Plays are meant to be performed; there is no doubt that that is their primary function and fully realised state. To have a play performed means it has been successful, and that the lifeless and static direction has been imagined through someone and transmitted to the stage. Plays are a tool for performers – a detailed guide on how to present a narrative to an audience – and stage directions give the essentials in terms of movement and space. We could consider reading a play as like reading an instruction manual but never getting round to putting the item together.
I’m a fervent supporter of the theatre, but as lockdown deepened live performances had to skulk back into the shadows and out of the limelight. But live theatre taking a back seat does not mean that people’s love of drama has dimmed in any way. Indeed, this pause in proceedings has for many people, myself included, provided a rare moment of breath to explore something new. For me, it was finally deciding to get round to reading all those books that had been on my list but never ticked off. And so, spurred on by my sister’s A Level reading, I picked up her battered and annotated copy of Tennessee Williams’ A Streetcar Named Desire and began to flick through. I thumbed through it, reading it lightly and not getting too enthralled before I suddenly realised I was properly and wholeheartedly reading it, utterly absorbed into the world of Blanche and Elysian Fields.
Reading a play is a shorter time commitment than watching one, taking only an hour or two since they lack the lengthy descriptions more common to novels. Shakespeare, for example, has very few stage directions at all, his most iconic being ‘Exit, pursued by a bear’. Despite the short time commitment, it is nonetheless an intense activity. Without a physical representation of the narrative in front of you, you are left with minimal written direction and dialogue to aid in the construction of another world. It is a greater intellectual process than reading a novel because so much of the imaginative leg work is left to you, the reader. That being said, it stands in the shadow of watching a fully formed, live play.
There is nothing more glorious than settling down in the dim of a theatre on the well-worn seats, next to a perfect stranger who, just like you, has come to share in the spectacle and magic.
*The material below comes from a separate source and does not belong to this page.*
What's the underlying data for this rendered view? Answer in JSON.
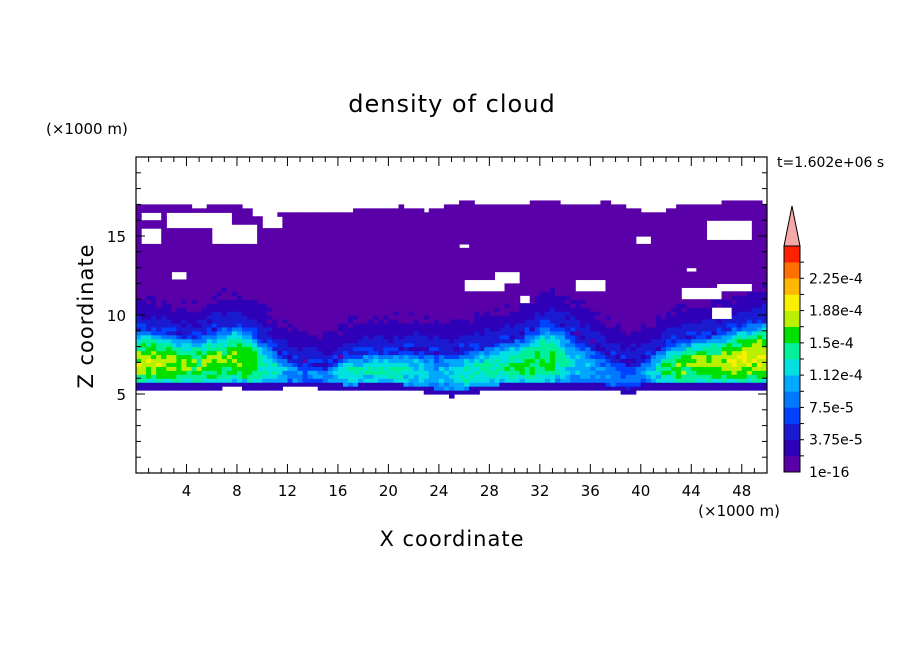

There is something intensely intimate about a theatre space which is shared between yourself and the actors. There is an unspoken contract between audience and performer, who agree to share with each other the joy and appreciation of the stage, of the story, and to totally inhabit that moment, free from the baggage of the outside world. In seeing a play fleshed out, you are presented with 3D characters; they have voices, accents, identities, and ways of moving that you could not have considered as you read the same play. An individual and private reading of a play, by the very nature of its solitariness and existence only in your mind, is confined to the parameters of your imagination and your experiences. Your imagining of it can only exist within what you already know, whereas seeing a play performed exposes you to the mental gymnastics of another.
Having read A Streetcar Named Desire quite quickly, I felt a little out of sorts. I had plunged myself headlong into the kitchen sink domestic struggles of Stanley and Stella and then quite quickly came back up to the surface, gasping for air. The shock of the end led me to take full advantage of experiencing the drama again with the National Theatre Live’s screening of the mighty Gillian Anderson performance on YouTube. I was enthralled once more. Seeing the play live, so to speak, and performed by people unconnected to me and my own imagining exposed a new layer of meaning that I was not fully able to grasp before, relying on just the measured text on the page. I wasn’t able to understand the physical nature of Stanley, for example, or the confused and unwanted sexual attraction which was so skilfully communicated through tone and movement. You are static when reading a play and as much as you try, your imagination is relatively static as well.
It is essential to watch a play because reading it simply does not explore all options. Sitting down in the garden with the warmth of the sun and a cold drink (complete with melting ice block) did not allow me to experience the exhilaration of sitting in the theatre as the lights fade, a hush falls, and the curtain rises. Reading drama deprives you both of the pleasure of watching masters at their craft and of the deepest understanding, since plays are most essentially meant to be performed and not simply read. They are tools to be used and not kept in neat condition on our bookshelves.